Джерардо вскинул на нее взгляд, в котором смешалось изумление и возмущение.

– Ты теперь решаешь, что мне делать, не спрашивая моего согласия? С чего бы это?

– С того, что тебе лучше пожить пока в квартире моего брата, – непререкаемо произнесла Даниэла.

– Послушай, Дани… Не беспокойся, я не намерен повторять… – оборвался его голос.

– Я знаю. Но, видишь ли, когда доктор назначает лечение, пациенту в какой-то момент начинает казаться, что он вылечился. Многие бросают терапию, и болезнь возвращается. Всегда нужно до конца выполнять предписания медиков. Тебе полегчало, я вижу, но ты не вылечился до конца.
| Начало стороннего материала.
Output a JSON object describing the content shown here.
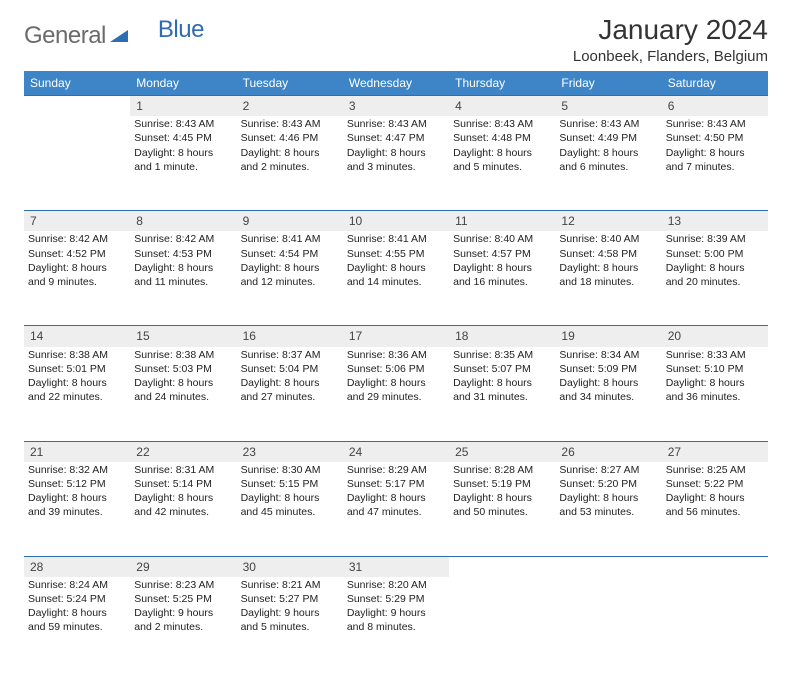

– С чего ты взяла? – с интересом спросил Джерардо.

– Я медик, – улыбнулась она снисходительно.

– Дани, мне, признаться честно, не хочется становиться для тебя обузой. Ты и так сделала для меня невероятное! Я пока не имею никаких идей, как благодарить тебя. Но я не могу бесконечно пользоваться твоими самоотверженностью и добротой. В конце концов, я не ребенок, и способен позаботиться о себе сам. Жизнь надо налаживать. Самому, – произнес он отрывисто, а в глазах снова мелькнуло то выражение, которое рвало душу.
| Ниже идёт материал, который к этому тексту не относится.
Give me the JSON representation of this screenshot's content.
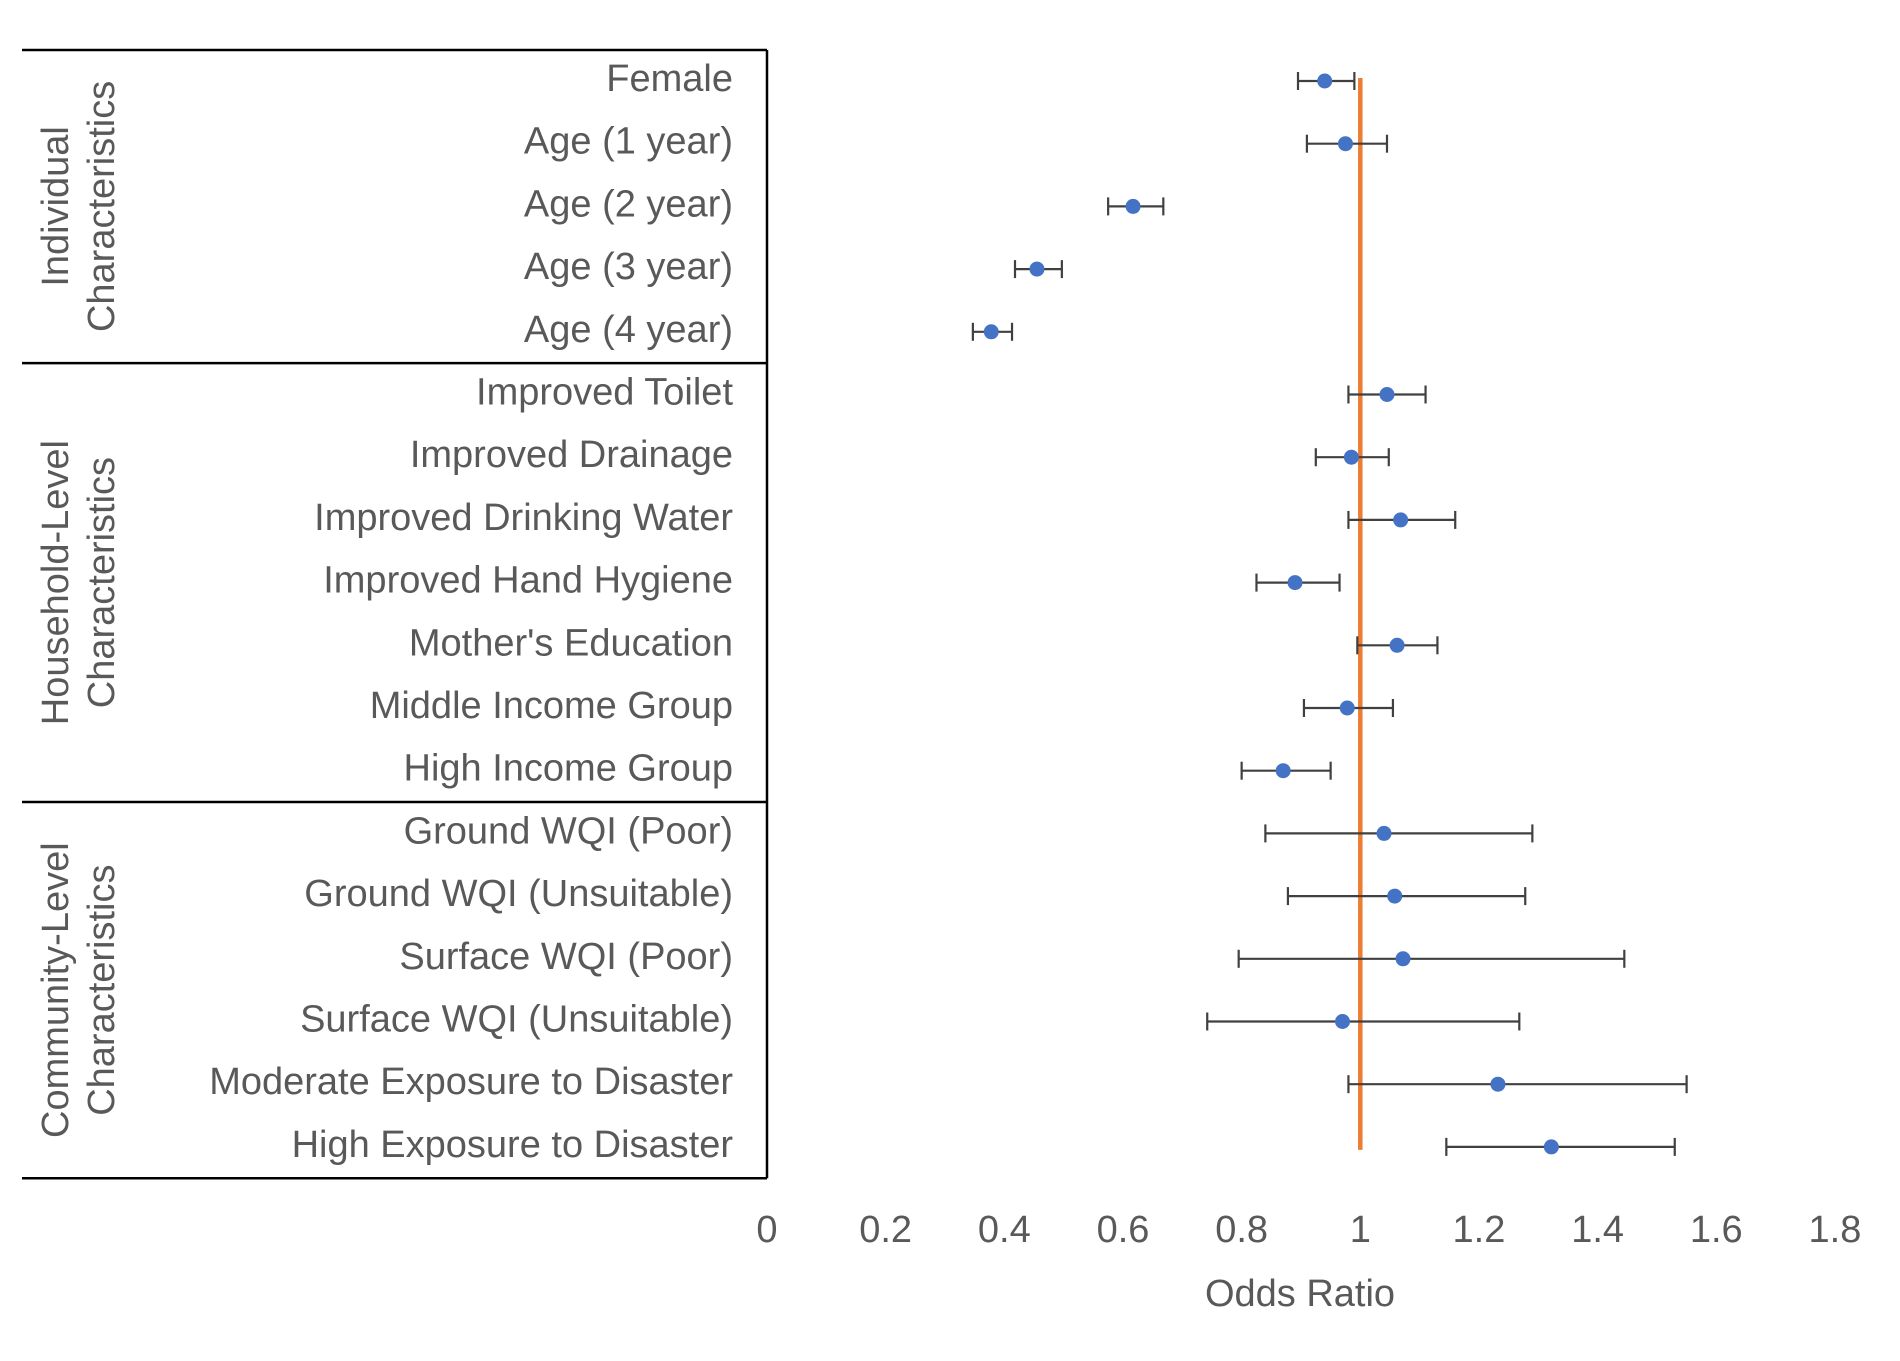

Даниэла исподлобья его рассматривала. В тот момент она увидела подтверждение тому, что предполагала раньше: Джерардо гордый мужчина, не желающий признавать свою слабость. И поэтому ей следовало действовать очень деликатно, чтобы убедить его в том, что он все еще слаб.

– Но нельзя резко прекращать лечение, Джерардо! Как медик, я тебе со всей ответственностью заявляю, что ты не вылечен до конца. Результат будет, только если ты будешь слушать меня беспрекословно!

– Ты очень авторитарная женщина, – заметил он с долей сарказма.

– По жизни – нет. С пациентами – да.

– Ты решила стать моей сиделкой? – спросил он, а в голосе послышалась странная горькая ирония.

– Не волнуйся, этого я не могу себе позволить, – заверила Даниэла. – А почему ты, собственно, противишься? Я не предлагаю тебе ничего неприемлемого. Ты будешь жить, как считаешь нужным, вернешься на работу. Я лишь буду время от времени совершать обязательный визит медика. Что тебя не устраивает?

– С какой стати ты предоставишь мне свою квартиру? С какой стати ты вообще должна заботиться обо мне? Я никто тебе, случайный знакомый, ненужный элемент в твоей жизни! – пылко сказал он. Глаза Джерардо пылали. Болью. – Я не заслуживаю подобной самоотверженности и не могу ею воспользоваться, не могу обременять тебя своими проблемами!

– Ууууу… – протянула Даниэла. – Еще и комплекс неполноценности, и чувство собственного ничтожества? Мадонна! – Она всплеснула руками. Джерардо, стиснув челюсти, отвел глаза и устремил упрямый взор в окно. А Даниэла, меж тем, продолжила: – Объясняю. Квартира не моя, моего брата. Она пустует, понимаешь? Таким образом, ты ничем никого не обременяешь. Ты просто пока поживешь в этой квартире и никому этим не создашь ни одной проблемы. Второе: любой мой пациент заслуживает моей самоотверженности. Я не медик, если не жертвую собой ради спасения жизни.